Il fido collaboratore alle luci Anthony Dod Mantle e Boyle giocano con sdoppiamenti, identità in frantumi in senso metaforico e fisico attraverso la predominanza del riflesso, un caos introspettivo dispiegato sulle immagini come un’ordinata confusione.
Ordinata perché Boyle non ama la sorpresa improvvisa, non fa Nolan di cognome, e costella dunque In Trance di una lunga serie di colpi di scena che mantengono alta la tensione e la curiosità e al contempo partecipe lo spettatore.
È un pregio anche della sceneggiatura scritta dal succitato Ahearne e John Hodge, dalla penna leggera, il cui merito è di aver spalancato le porte alla narrazione – e della percezione – facendola scorrere in libertà senza appesantirla con fronzoli inutili.

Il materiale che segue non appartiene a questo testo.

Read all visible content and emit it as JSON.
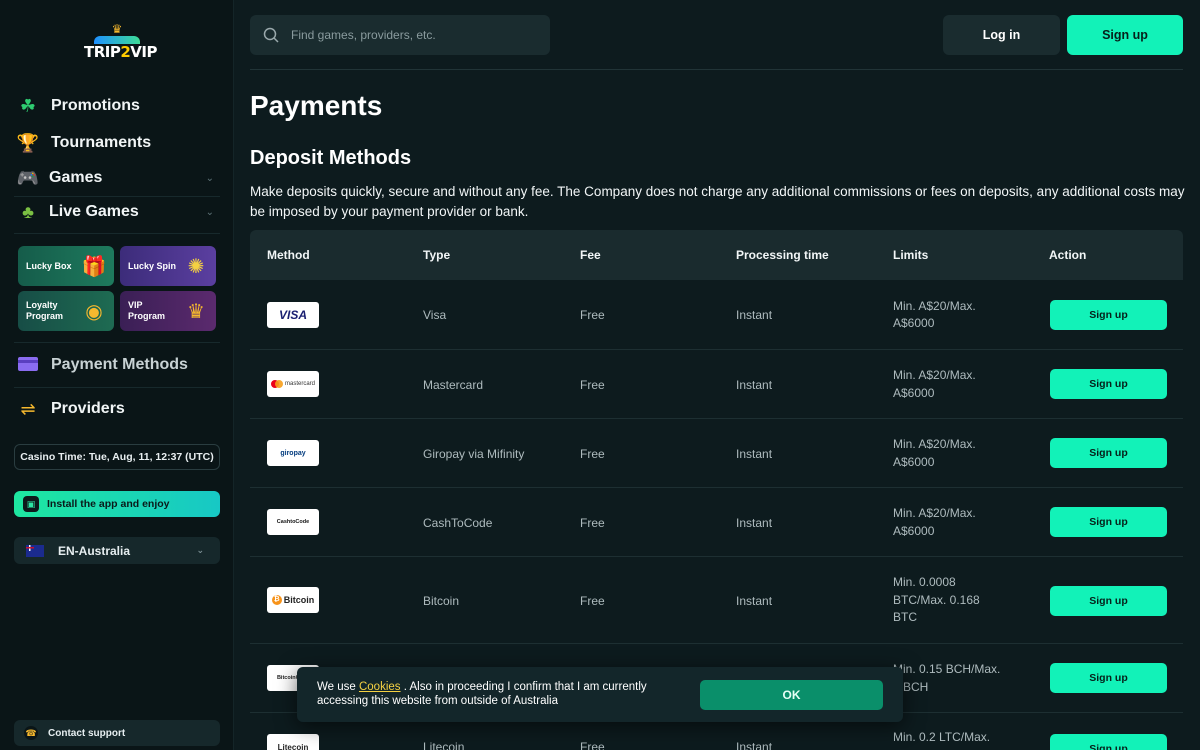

L’iconografia degli attori
Al cast spetta una serie di ruoli cui sono ampiamente abituati, rispettosi del simbolo che ognuno di loro è ormai diventato in lunghi anni di carriera. Un difetto se vogliamo, dietro cui sono visibili alcuni slanci della storia, svelati dal loro personaggio tipo.
Vincent Cassel è come suo solito un personaggio a tratti maledetto, ma con un gran cervello e la violenza pronta a scattare fuori dalle sue nocche. McAvoy è come suo solito l’ambiguità fatta attore, sempre oscillante tra cattiveria pura e bontà macchiata.
Rosario Dawson è sicuramente la più complicata da inquadrare, come caratterista, perché Boyle ne estrae ogni briciola di talento come di rado è stato fatto da altri, ma anche lei sappiamo sempre da quale parte del campo di battaglia è schierata.